A similar argument can be made about enemies that blind or disorient the player through weird visual effects are briefly changing key binding. While those are attacks against the player’s avatar, the meta-attack against the player is much worse. The physical functionality of his electronic equipment has been broken; the meta-attack distances the player from the game by derailing the physical access to the game.
So that’s pretty bad; the player should never be attacked, only his avatar. Still, I do look back at that monkey in Scarab of Ra with a certain fondness. This type of enemy did add extra character and extra wrinkles to Descent 2. So, I fell that somewhere the heart of this gameplay device (thief enemy) there lies some great gameplay innovation waiting to emerge. I think designers should look more into this.
Usually if a game designer wants an enemy to be more intimidating they make it bigger, faster, hit harder, or soak up more damage. A Thief-bot is threatening but not from physical violence. The meta-violence is a little too much, too frustrating, but there’s something there.
There are some other enemies that straddle the middle ground between Thief-bot and regular enemy. There are enemies that heal, resurrect, or spawn other enemies. There are enemies that buff other enemies (Dante’s Inferno actually has a good example of the latter kind of enemy). Both those cases involve increasing the strength of your opposition however which isn’t a big leap in enemy design. There are some enemies that attack you by making other enemies aware of your presence like those vomit guys in Left For Dead, or like security cameras.

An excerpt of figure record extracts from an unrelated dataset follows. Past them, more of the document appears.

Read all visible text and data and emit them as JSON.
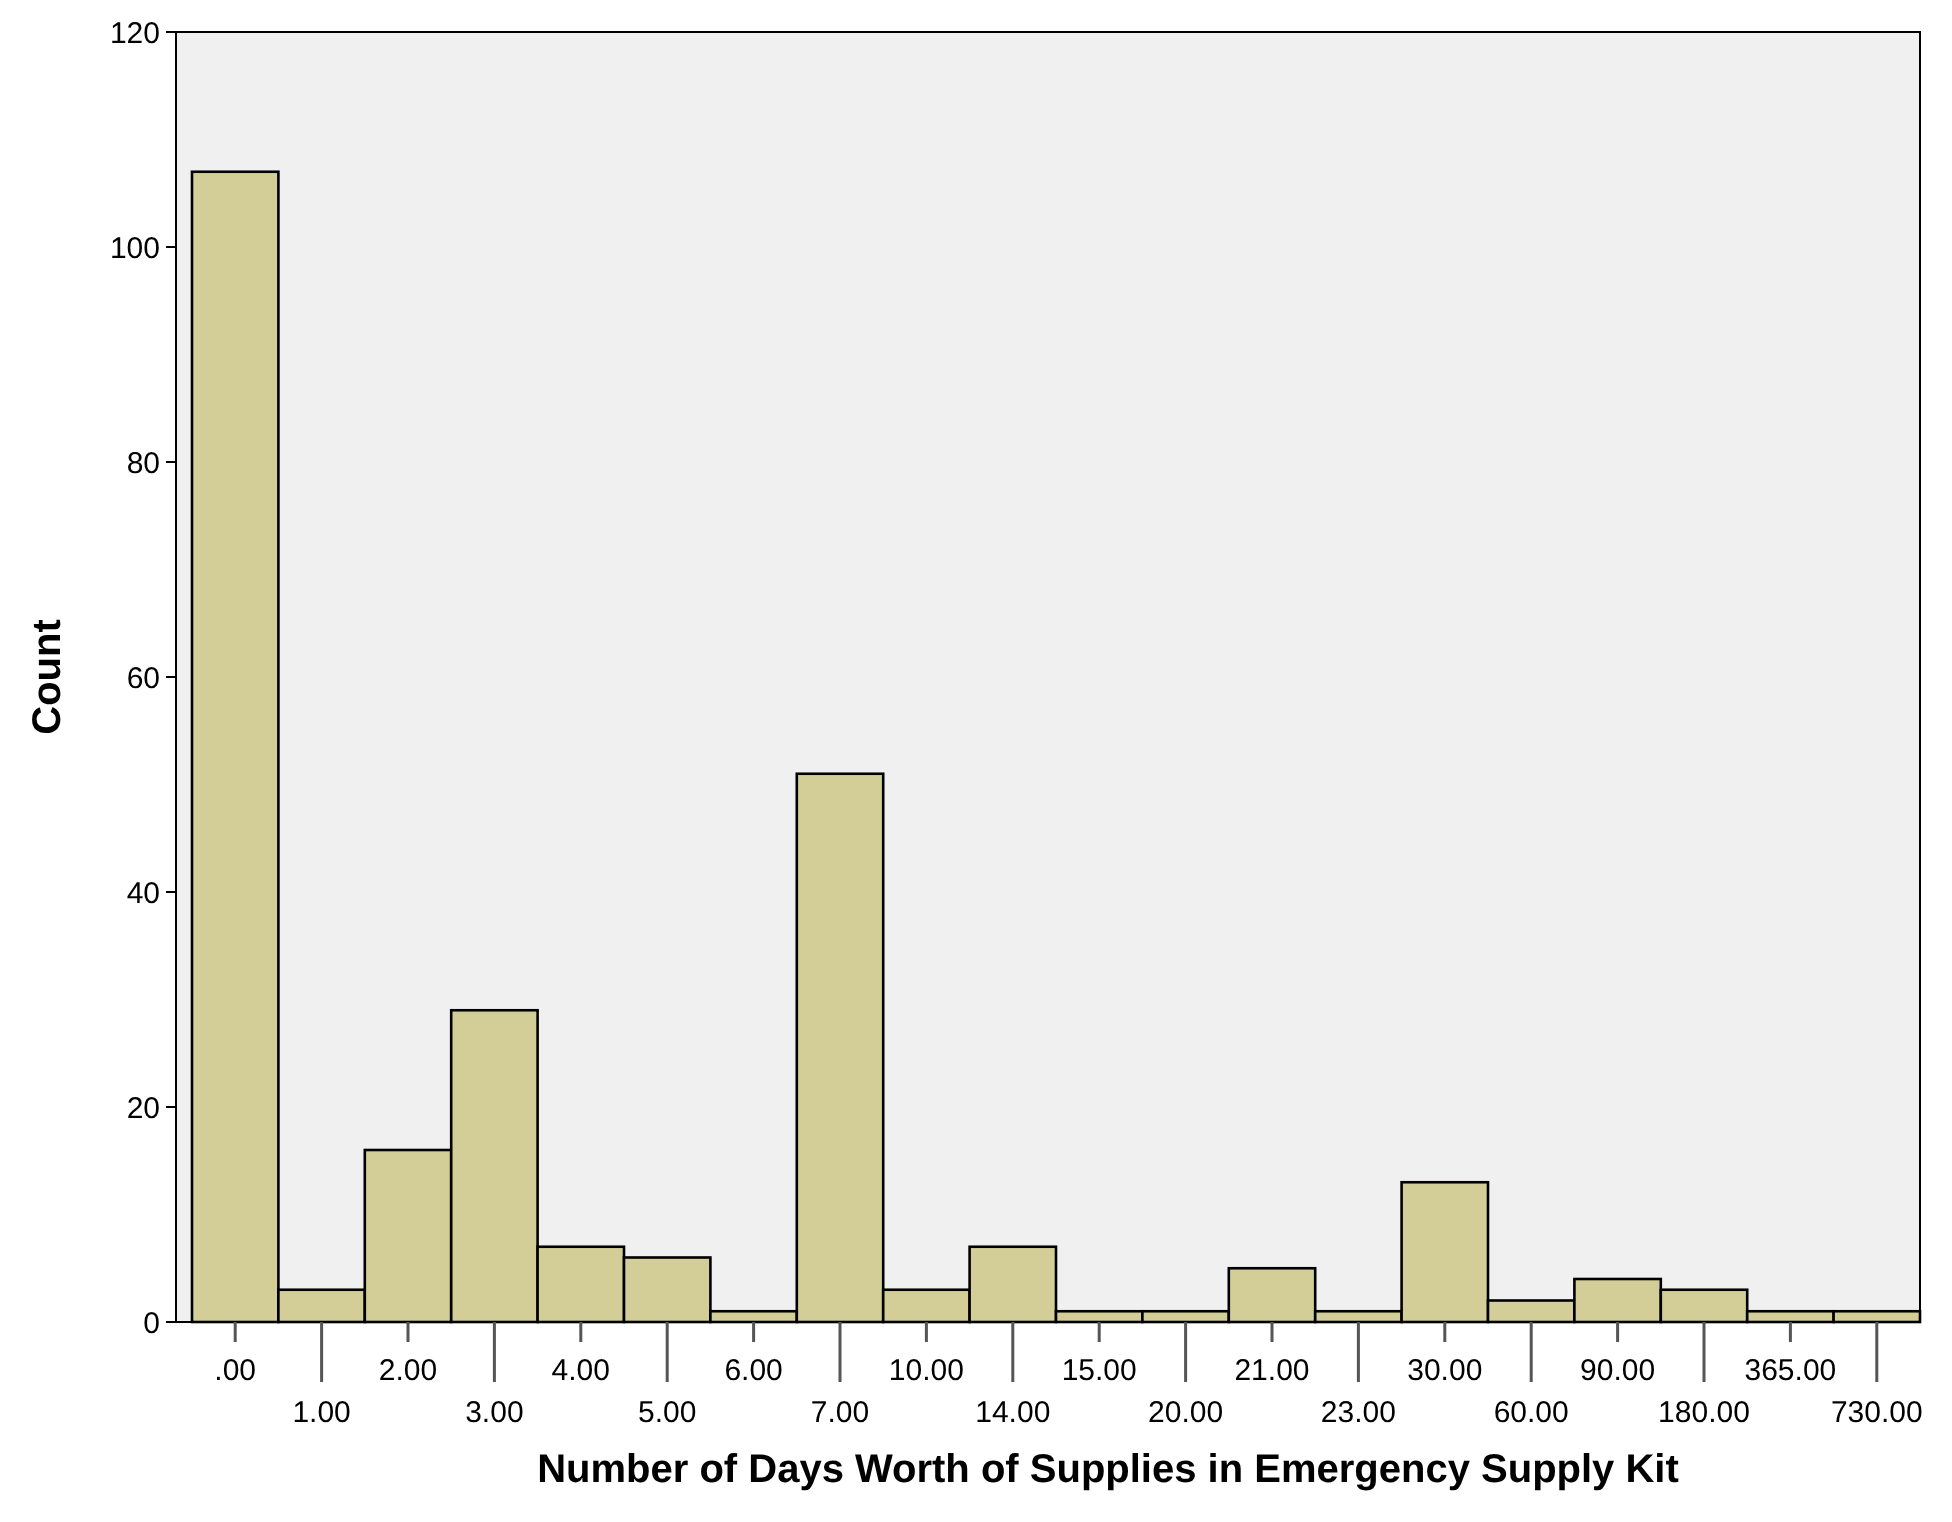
{
  "chart_data": {
    "type": "bar",
    "xlabel": "Number of Days Worth of Supplies in Emergency Supply Kit",
    "ylabel": "Count",
    "categories": [
      ".00",
      "1.00",
      "2.00",
      "3.00",
      "4.00",
      "5.00",
      "6.00",
      "7.00",
      "10.00",
      "14.00",
      "15.00",
      "20.00",
      "21.00",
      "23.00",
      "30.00",
      "60.00",
      "90.00",
      "180.00",
      "365.00",
      "730.00"
    ],
    "values": [
      107,
      3,
      16,
      29,
      7,
      6,
      1,
      51,
      3,
      7,
      1,
      1,
      5,
      1,
      13,
      2,
      4,
      3,
      1,
      1
    ],
    "color": "#d3ce97",
    "ylim": [
      0,
      120
    ],
    "yticks": [
      0,
      20,
      40,
      60,
      80,
      100,
      120
    ]
  }
}
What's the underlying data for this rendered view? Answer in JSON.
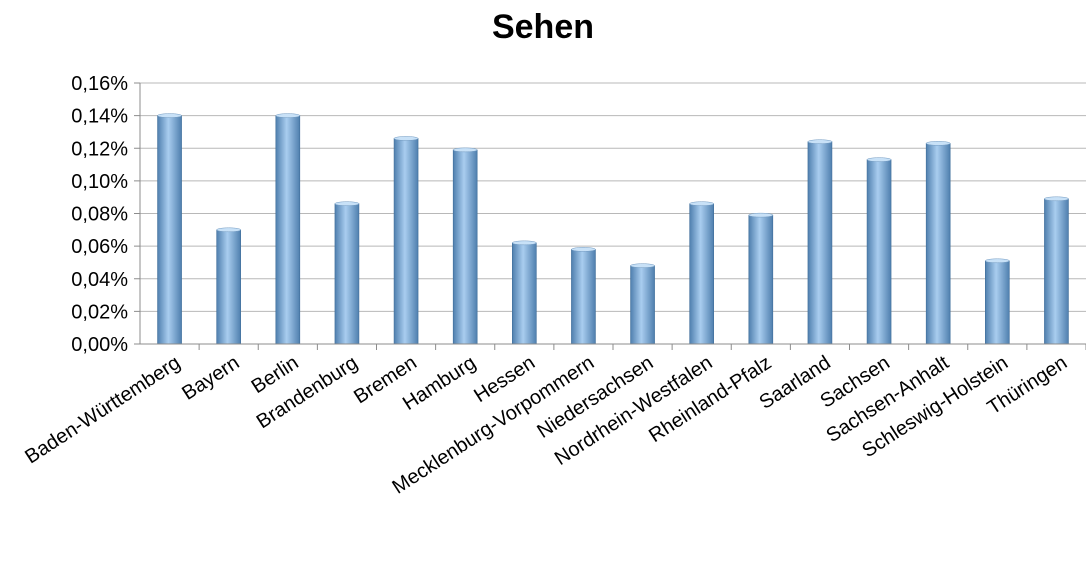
{
  "chart_data": {
    "type": "bar",
    "title": "Sehen",
    "xlabel": "",
    "ylabel": "",
    "categories": [
      "Baden-Württemberg",
      "Bayern",
      "Berlin",
      "Brandenburg",
      "Bremen",
      "Hamburg",
      "Hessen",
      "Mecklenburg-Vorpommern",
      "Niedersachsen",
      "Nordrhein-Westfalen",
      "Rheinland-Pfalz",
      "Saarland",
      "Sachsen",
      "Sachsen-Anhalt",
      "Schleswig-Holstein",
      "Thüringen"
    ],
    "values": [
      0.14,
      0.07,
      0.14,
      0.086,
      0.126,
      0.119,
      0.062,
      0.058,
      0.048,
      0.086,
      0.079,
      0.124,
      0.113,
      0.123,
      0.051,
      0.089
    ],
    "ylim": [
      0,
      0.16
    ],
    "yticks": [
      {
        "value": 0.0,
        "label": "0,00%"
      },
      {
        "value": 0.02,
        "label": "0,02%"
      },
      {
        "value": 0.04,
        "label": "0,04%"
      },
      {
        "value": 0.06,
        "label": "0,06%"
      },
      {
        "value": 0.08,
        "label": "0,08%"
      },
      {
        "value": 0.1,
        "label": "0,10%"
      },
      {
        "value": 0.12,
        "label": "0,12%"
      },
      {
        "value": 0.14,
        "label": "0,14%"
      },
      {
        "value": 0.16,
        "label": "0,16%"
      }
    ],
    "grid": true,
    "legend": "none",
    "colors": {
      "bar_dark": "#4f7fae",
      "bar_light": "#a9cdef",
      "bar_top": "#c8e1f7",
      "grid": "#b8b8b8",
      "axis": "#8c8c8c",
      "text": "#000000"
    }
  }
}
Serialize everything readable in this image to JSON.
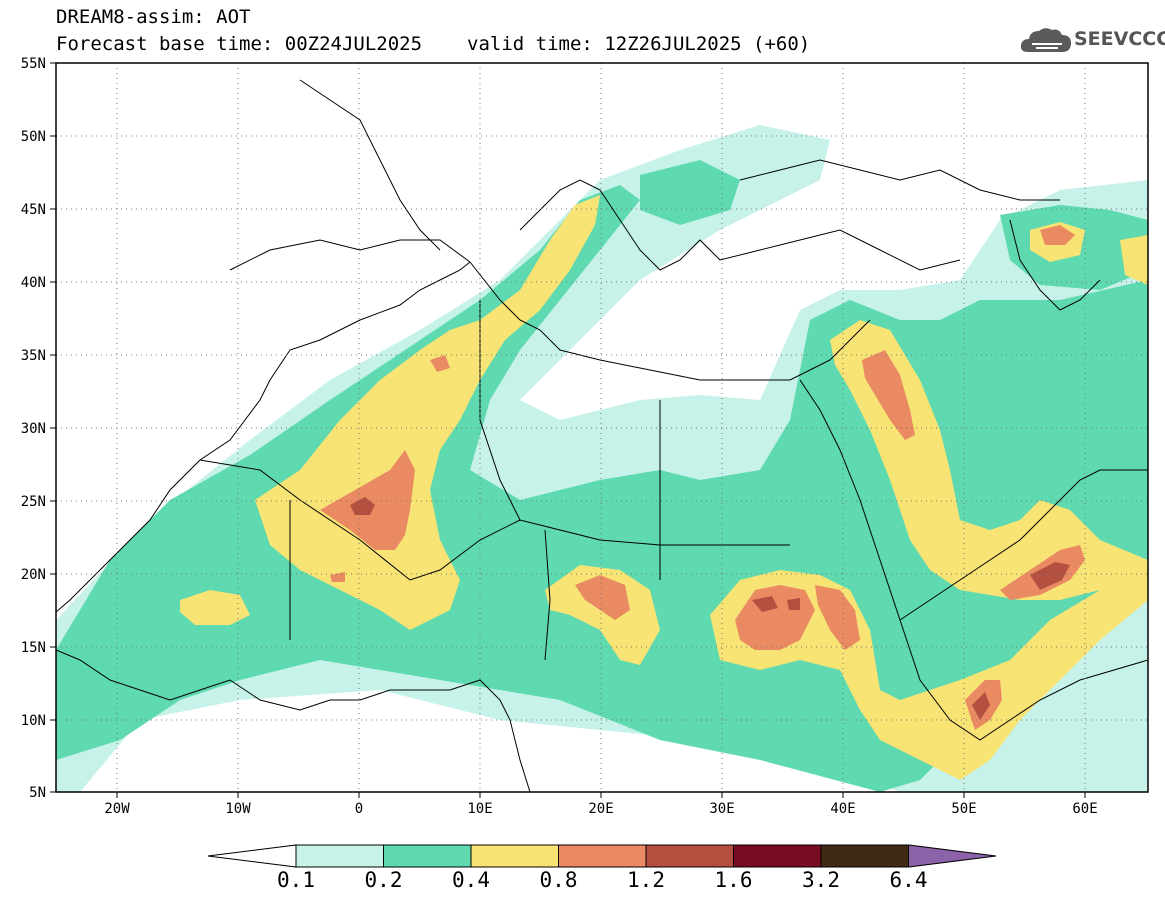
{
  "title": {
    "line1": "DREAM8-assim: AOT",
    "base_time": "Forecast base time: 00Z24JUL2025",
    "valid_time": "valid time: 12Z26JUL2025 (+60)"
  },
  "logo": {
    "text": "SEEVCCC",
    "icon": "cloud-icon"
  },
  "map": {
    "lat_labels": [
      "55N",
      "50N",
      "45N",
      "40N",
      "35N",
      "30N",
      "25N",
      "20N",
      "15N",
      "10N",
      "5N"
    ],
    "lon_labels": [
      "20W",
      "10W",
      "0",
      "10E",
      "20E",
      "30E",
      "40E",
      "50E",
      "60E"
    ],
    "lon_range": [
      -25,
      65
    ],
    "lat_range": [
      5,
      55
    ],
    "grid": "dotted"
  },
  "colorbar": {
    "labels": [
      "0.1",
      "0.2",
      "0.4",
      "0.8",
      "1.2",
      "1.6",
      "3.2",
      "6.4"
    ],
    "colors": [
      "#c6f2ea",
      "#5ed9b0",
      "#f7e474",
      "#e98a63",
      "#b4503f",
      "#7a0c21",
      "#3f2a16"
    ],
    "below_color": "#ffffff",
    "above_color": "#8b62a8"
  }
}
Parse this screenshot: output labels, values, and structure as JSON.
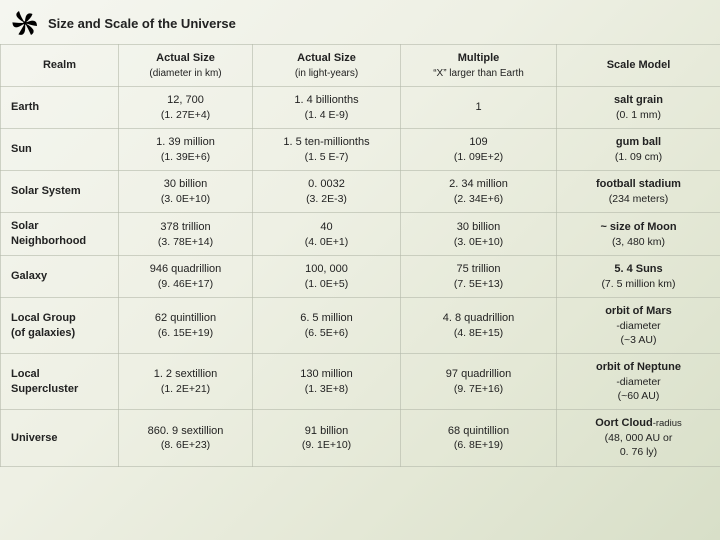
{
  "title": "Size and Scale of the Universe",
  "headers": {
    "realm": "Realm",
    "size_km": "Actual Size",
    "size_km_sub": "(diameter in km)",
    "size_ly": "Actual Size",
    "size_ly_sub": "(in light-years)",
    "multiple": "Multiple",
    "multiple_sub": "“X” larger than Earth",
    "model": "Scale Model"
  },
  "rows": [
    {
      "realm": "Earth",
      "realm_sub": "",
      "km1": "12, 700",
      "km2": "(1. 27E+4)",
      "ly1": "1. 4 billionths",
      "ly2": "(1. 4 E-9)",
      "mult1": "1",
      "mult2": "",
      "model_b": "salt grain",
      "model_s1": "(0. 1 mm)",
      "model_s2": ""
    },
    {
      "realm": "Sun",
      "realm_sub": "",
      "km1": "1. 39 million",
      "km2": "(1. 39E+6)",
      "ly1": "1. 5 ten-millionths",
      "ly2": "(1. 5 E-7)",
      "mult1": "109",
      "mult2": "(1. 09E+2)",
      "model_b": "gum ball",
      "model_s1": "(1. 09 cm)",
      "model_s2": ""
    },
    {
      "realm": "Solar System",
      "realm_sub": "",
      "km1": "30 billion",
      "km2": "(3. 0E+10)",
      "ly1": "0. 0032",
      "ly2": "(3. 2E-3)",
      "mult1": "2. 34 million",
      "mult2": "(2. 34E+6)",
      "model_b": "football stadium",
      "model_s1": "(234 meters)",
      "model_s2": ""
    },
    {
      "realm": "Solar",
      "realm_sub": "Neighborhood",
      "km1": "378 trillion",
      "km2": "(3. 78E+14)",
      "ly1": "40",
      "ly2": "(4. 0E+1)",
      "mult1": "30 billion",
      "mult2": "(3. 0E+10)",
      "model_b": "~ size of Moon",
      "model_s1": "(3, 480 km)",
      "model_s2": ""
    },
    {
      "realm": "Galaxy",
      "realm_sub": "",
      "km1": "946 quadrillion",
      "km2": "(9. 46E+17)",
      "ly1": "100, 000",
      "ly2": "(1. 0E+5)",
      "mult1": "75 trillion",
      "mult2": "(7. 5E+13)",
      "model_b": "5. 4 Suns",
      "model_s1": "(7. 5 million km)",
      "model_s2": ""
    },
    {
      "realm": "Local Group",
      "realm_sub": "(of galaxies)",
      "km1": "62 quintillion",
      "km2": "(6. 15E+19)",
      "ly1": "6. 5 million",
      "ly2": "(6. 5E+6)",
      "mult1": "4. 8 quadrillion",
      "mult2": "(4. 8E+15)",
      "model_b": "orbit of Mars",
      "model_s1": "-diameter",
      "model_s2": "(~3 AU)"
    },
    {
      "realm": "Local",
      "realm_sub": "Supercluster",
      "km1": "1. 2 sextillion",
      "km2": "(1. 2E+21)",
      "ly1": "130 million",
      "ly2": "(1. 3E+8)",
      "mult1": "97 quadrillion",
      "mult2": "(9. 7E+16)",
      "model_b": "orbit of Neptune",
      "model_s1": "-diameter",
      "model_s2": "(~60 AU)"
    },
    {
      "realm": "Universe",
      "realm_sub": "",
      "km1": "860. 9 sextillion",
      "km2": "(8. 6E+23)",
      "ly1": "91 billion",
      "ly2": "(9. 1E+10)",
      "mult1": "68 quintillion",
      "mult2": "(6. 8E+19)",
      "model_b": "Oort Cloud",
      "model_tail": "-radius",
      "model_s1": "(48, 000 AU or",
      "model_s2": "0. 76 ly)"
    }
  ],
  "colors": {
    "text": "#222222",
    "border": "#b4b9aa",
    "bg_start": "#f5f6f0",
    "bg_end": "#d8dfc8"
  }
}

What about an enemy that rearranges the environment as you play? Or who shifts gravity? How about an enemy that opens and closes doors on you (I’m reminded of your shadow in the original Prince of Persia)? Or an enemy that grabs and uses consumable items before you can get to them (shadow in PoP again)? What about an enemy that starts pick pocketing and stealing from you if you get too rich in Skyrim? What about an enemy that shoots you, but with a portal, so you get teleported to a random location? Actually that last one makes me think that many of the guns found in “Guns that don’t exist” One and Two could be attacks used by non-traditional enemies that don’t use physical violence.